A ressaca após julgamento histórico

Da FOLHA

Por VERA IACONELLI

Visões tão desconexas parecem dizer respeito a mundos distintos

Há menos de uma semana de um acontecimento que marcou a história do Brasil, seguimos perplexos. A ressaca é coletiva, embora por razões distintas. De um lado estão aqueles que acordam se sentindo num país melhor. De outro, há os que acham que isso aqui virou uma ditadura, que Alexandre de Moraes é o demônio e Trump, nosso salvador. Visões tão desconexas parecem dizer respeito a mundos distintos, embora emerjam do mesmo país.

Bolsonaristas reclamam da condenação de seu líder, mas esquecem convenientemente que o julgamento previsto no regime que tentaram implementar simplesmente não existe e, segundo Bolsonaro, matou pouco. Os que se sentem aliviados com o desfecho do julgamento, por sua vez, convivem com a agonia de saber que a extrema direita que prega golpes de Estado não acaba junto com ele. Seus arautos seguem firmes em busca de outro messias, pois nesse bueiro o que não falta é lixo.

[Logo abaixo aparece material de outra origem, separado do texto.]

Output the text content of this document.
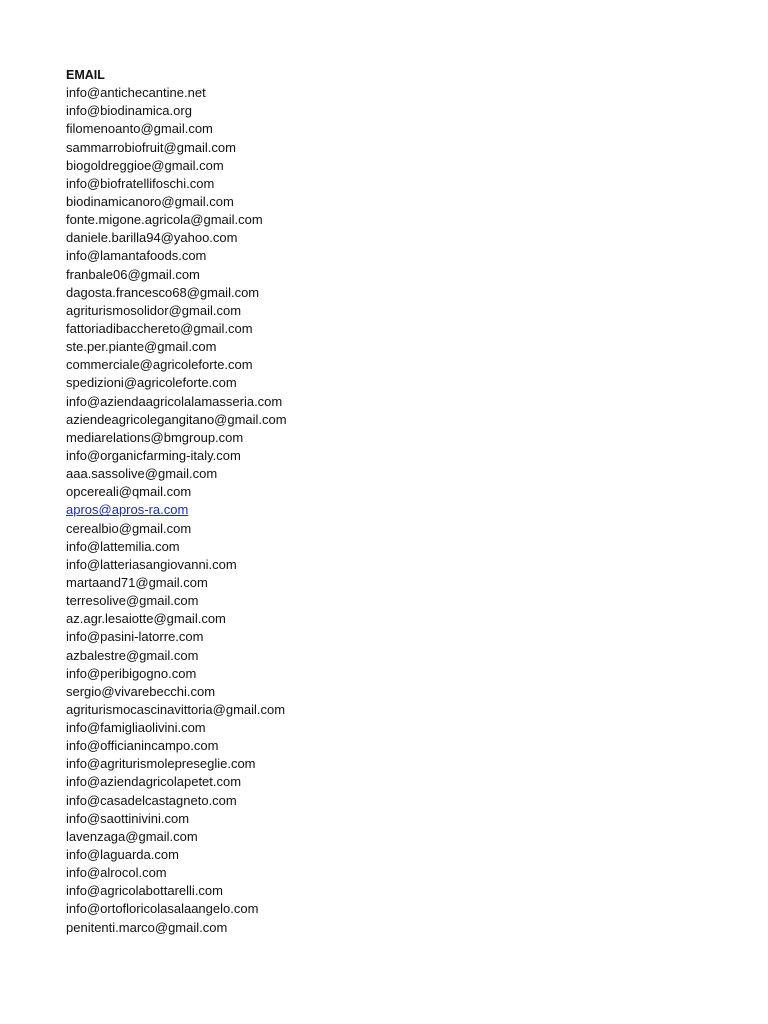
EMAIL
info@antichecantine.net
info@biodinamica.org
filomenoanto@gmail.com
sammarrobiofruit@gmail.com
biogoldreggioe@gmail.com
info@biofratellifoschi.com
biodinamicanoro@gmail.com
fonte.migone.agricola@gmail.com
daniele.barilla94@yahoo.com
info@lamantafoods.com
franbale06@gmail.com
dagosta.francesco68@gmail.com
agriturismosolidor@gmail.com
fattoriadibacchereto@gmail.com
ste.per.piante@gmail.com
commerciale@agricoleforte.com
spedizioni@agricoleforte.com
info@aziendaagricolalamasseria.com
aziendeagricolegangitano@gmail.com
mediarelations@bmgroup.com
info@organicfarming-italy.com
aaa.sassolive@gmail.com
opcereali@qmail.com
apros@apros-ra.com
cerealbio@gmail.com
info@lattemilia.com
info@latteriasangiovanni.com
martaand71@gmail.com
terresolive@gmail.com
az.agr.lesaiotte@gmail.com
info@pasini-latorre.com
azbalestre@gmail.com
info@peribigogno.com
sergio@vivarebecchi.com
agriturismocascinavittoria@gmail.com
info@famigliaolivini.com
info@officianincampo.com
info@agriturismolepreseglie.com
info@aziendagricolapetet.com
info@casadelcastagneto.com
info@saottinivini.com
lavenzaga@gmail.com
info@laguarda.com
info@alrocol.com
info@agricolabottarelli.com
info@ortofloricolasalaangelo.com
penitenti.marco@gmail.com
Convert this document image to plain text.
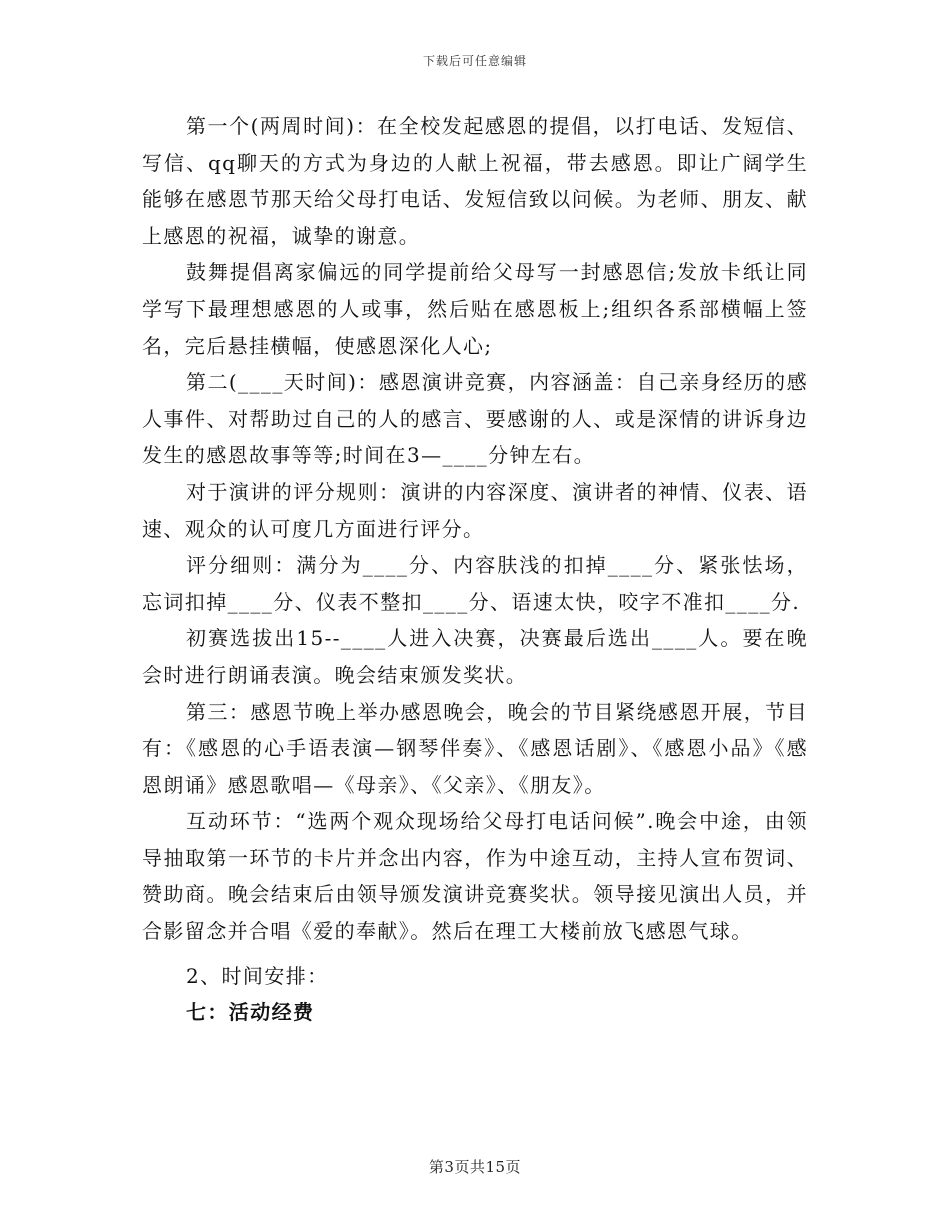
下载后可任意编辑

第一个(两周时间)：在全校发起感恩的提倡，以打电话、发短信、写信、qq聊天的方式为身边的人献上祝福，带去感恩。即让广阔学生能够在感恩节那天给父母打电话、发短信致以问候。为老师、朋友、献上感恩的祝福，诚挚的谢意。

鼓舞提倡离家偏远的同学提前给父母写一封感恩信;发放卡纸让同学写下最理想感恩的人或事，然后贴在感恩板上;组织各系部横幅上签名，完后悬挂横幅，使感恩深化人心;

第二(____天时间)：感恩演讲竞赛，内容涵盖：自己亲身经历的感人事件、对帮助过自己的人的感言、要感谢的人、或是深情的讲诉身边发生的感恩故事等等;时间在3—____分钟左右。

对于演讲的评分规则：演讲的内容深度、演讲者的神情、仪表、语速、观众的认可度几方面进行评分。

评分细则：满分为____分、内容肤浅的扣掉____分、紧张怯场，忘词扣掉____分、仪表不整扣____分、语速太快，咬字不准扣____分.

初赛选拔出15--____人进入决赛，决赛最后选出____人。要在晚会时进行朗诵表演。晚会结束颁发奖状。

第三：感恩节晚上举办感恩晚会，晚会的节目紧绕感恩开展，节目有：《感恩的心手语表演—钢琴伴奏》、《感恩话剧》、《感恩小品》《感恩朗诵》感恩歌唱—《母亲》、《父亲》、《朋友》。

互动环节：“选两个观众现场给父母打电话问候”.晚会中途，由领导抽取第一环节的卡片并念出内容，作为中途互动，主持人宣布贺词、赞助商。晚会结束后由领导颁发演讲竞赛奖状。领导接见演出人员，并合影留念并合唱《爱的奉献》。然后在理工大楼前放飞感恩气球。

2、时间安排：

七：活动经费

第3页共15页
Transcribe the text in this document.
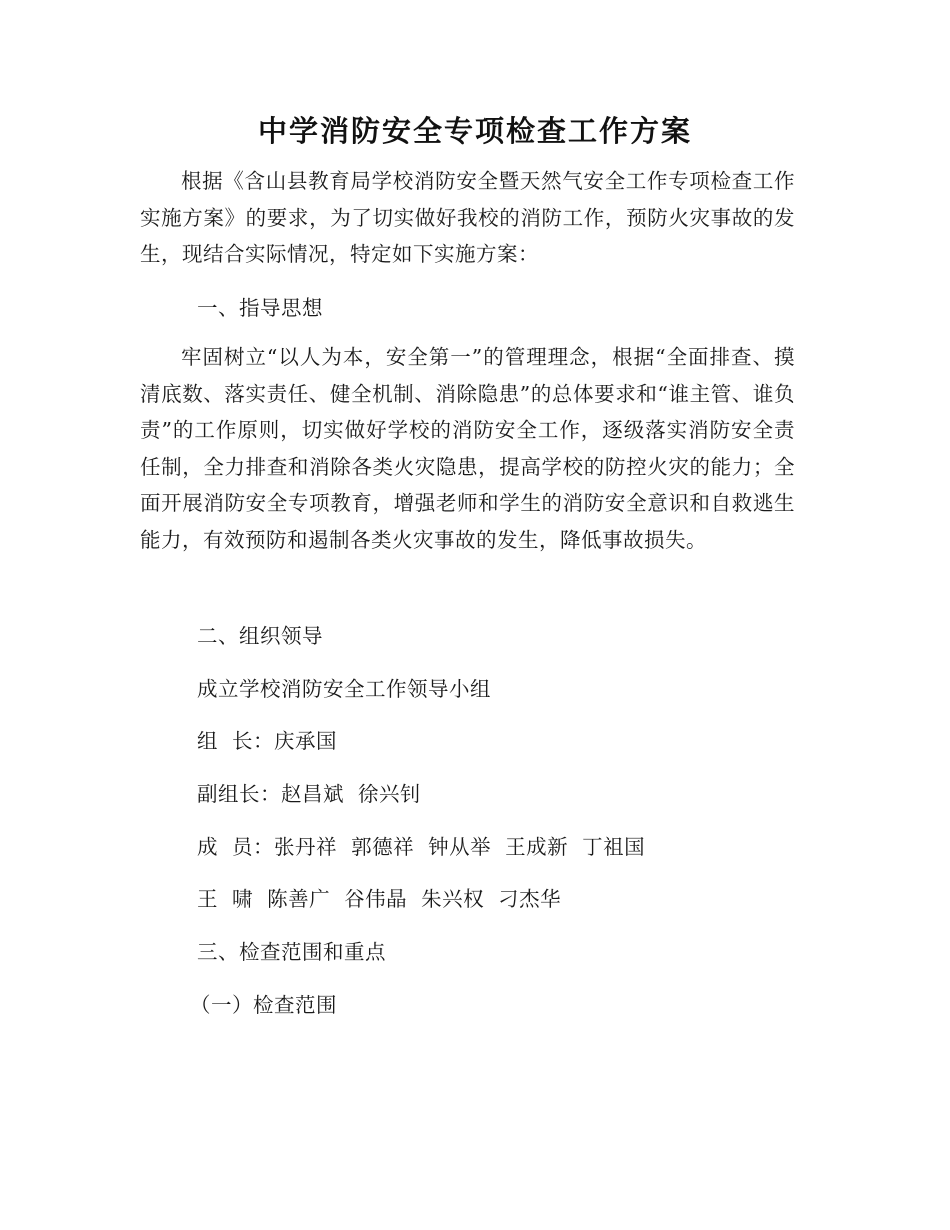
中学消防安全专项检查工作方案
根据《含山县教育局学校消防安全暨天然气安全工作专项检查工作实施方案》的要求，为了切实做好我校的消防工作，预防火灾事故的发生，现结合实际情况，特定如下实施方案：
一、指导思想
牢固树立“以人为本，安全第一”的管理理念，根据“全面排查、摸清底数、落实责任、健全机制、消除隐患”的总体要求和“谁主管、谁负责”的工作原则，切实做好学校的消防安全工作，逐级落实消防安全责任制，全力排查和消除各类火灾隐患，提高学校的防控火灾的能力；全面开展消防安全专项教育，增强老师和学生的消防安全意识和自救逃生能力，有效预防和遏制各类火灾事故的发生，降低事故损失。
二、组织领导
成立学校消防安全工作领导小组
组  长：庆承国
副组长：赵昌斌  徐兴钊
成  员：张丹祥  郭德祥  钟从举  王成新  丁祖国
王  啸  陈善广  谷伟晶  朱兴权  刁杰华
三、检查范围和重点
（一）检查范围
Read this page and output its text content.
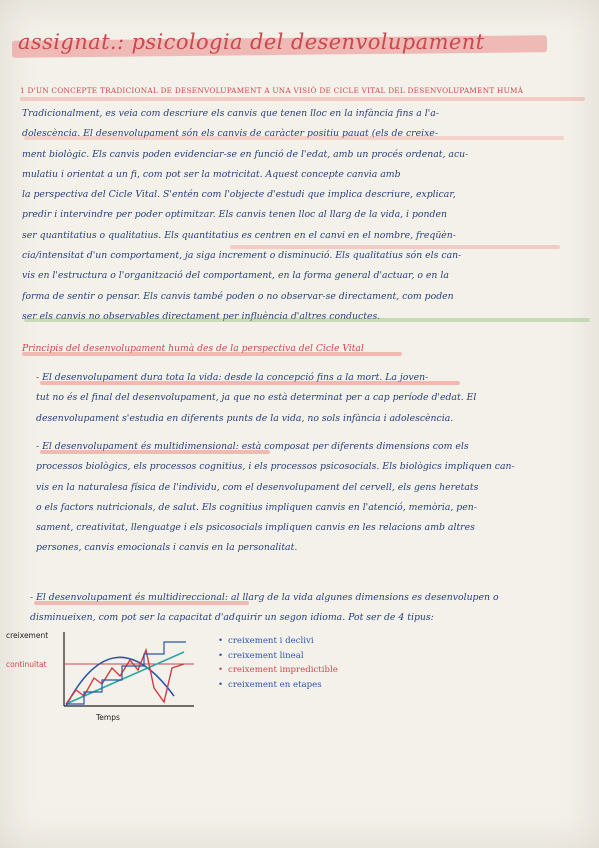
assignat.: psicologia del desenvolupament
1 D'UN CONCEPTE TRADICIONAL DE DESENVOLUPAMENT A UNA VISIÓ DE CICLE VITAL DEL DESENVOLUPAMENT HUMÀ
Tradicionalment, es veia com descriure els canvis que tenen lloc en la infància fins a l'a-
dolescència. El desenvolupament són els canvis de caràcter positiu pauat (els de creixe-
ment biològic. Els canvis poden evidenciar-se en funció de l'edat, amb un procés ordenat, acu-
mulatiu i orientat a un fi, com pot ser la motricitat. Aquest concepte canvia amb
la perspectiva del Cicle Vital. S'entén com l'objecte d'estudi que implica descriure, explicar,
predir i intervindre per poder optimitzar. Els canvis tenen lloc al llarg de la vida, i ponden
ser quantitatius o qualitatius. Els quantitatius es centren en el canvi en el nombre, freqüèn-
cia/intensitat d'un comportament, ja siga increment o disminució. Els qualitatius són els can-
vis en l'estructura o l'organització del comportament, en la forma general d'actuar, o en la
forma de sentir o pensar. Els canvis també poden o no observar-se directament, com poden
ser els canvis no observables directament per influència d'altres conductes.
Principis del desenvolupament humà des de la perspectiva del Cicle Vital
- El desenvolupament dura tota la vida: desde la concepció fins a la mort. La joven-
tut no és el final del desenvolupament, ja que no està determinat per a cap període d'edat. El
desenvolupament s'estudia en diferents punts de la vida, no sols infància i adolescència.
- El desenvolupament és multidimensional: està composat per diferents dimensions com els
processos biològics, els processos cognitius, i els processos psicosocials. Els biològics impliquen can-
vis en la naturalesa física de l'individu, com el desenvolupament del cervell, els gens heretats
o els factors nutricionals, de salut. Els cognitius impliquen canvis en l'atenció, memòria, pen-
sament, creativitat, llenguatge i els psicosocials impliquen canvis en les relacions amb altres
persones, canvis emocionals i canvis en la personalitat.
- El desenvolupament és multidireccional: al llarg de la vida algunes dimensions es desenvolupen o
disminueixen, com pot ser la capacitat d'adquirir un segon idioma. Pot ser de 4 tipus:
creixement
continuïtat
Temps
• creixement i declivi
• creixement lineal
• creixement impredictible
• creixement en etapes
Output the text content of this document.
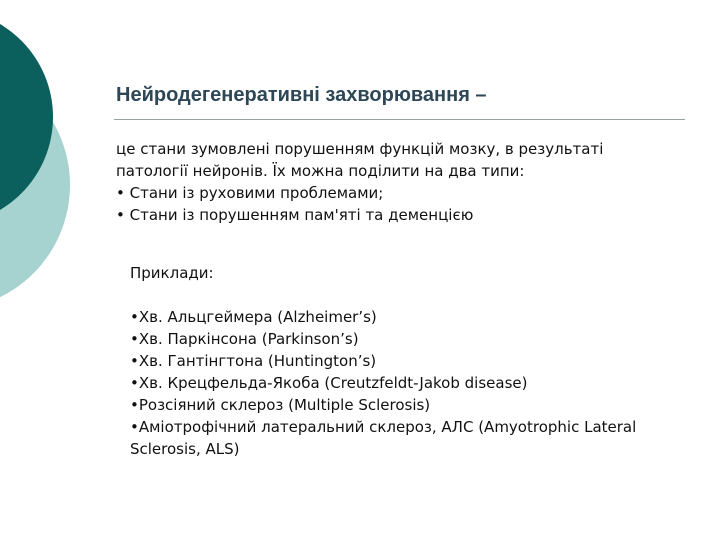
Нейродегенеративні захворювання –

це стани зумовлені порушенням функцій мозку, в результаті

патології нейронів. Їх можна поділити на два типи:

• Стани із руховими проблемами;

• Стани із порушенням пам'яті та деменцією

Приклади:

•Хв. Альцгеймера (Alzheimer’s)

•Хв. Паркінсона (Parkinson’s)

•Хв. Гантінгтона (Huntington’s)

•Хв. Крецфельда-Якоба (Creutzfeldt-Jakob disease)

•Розсіяний склероз (Multiple Sclerosis)

•Аміотрофічний латеральний склероз, АЛС (Amyotrophic Lateral Sclerosis, ALS)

Na excelente entrevista que Marcos Nobre deu a Natuza Nery no podcast “O Assunto”, o filósofo e pesquisador diz que não vivemos uma polarização, pois essa implicaria o compartilhamento de um mesmo campo. Vivemos uma divisão, na qual a própria definição de fato está em disputa. Julgar e condenar a partir de provas é chamado de autoritarismo, defender a ditadura é tido como liberdade de expressão.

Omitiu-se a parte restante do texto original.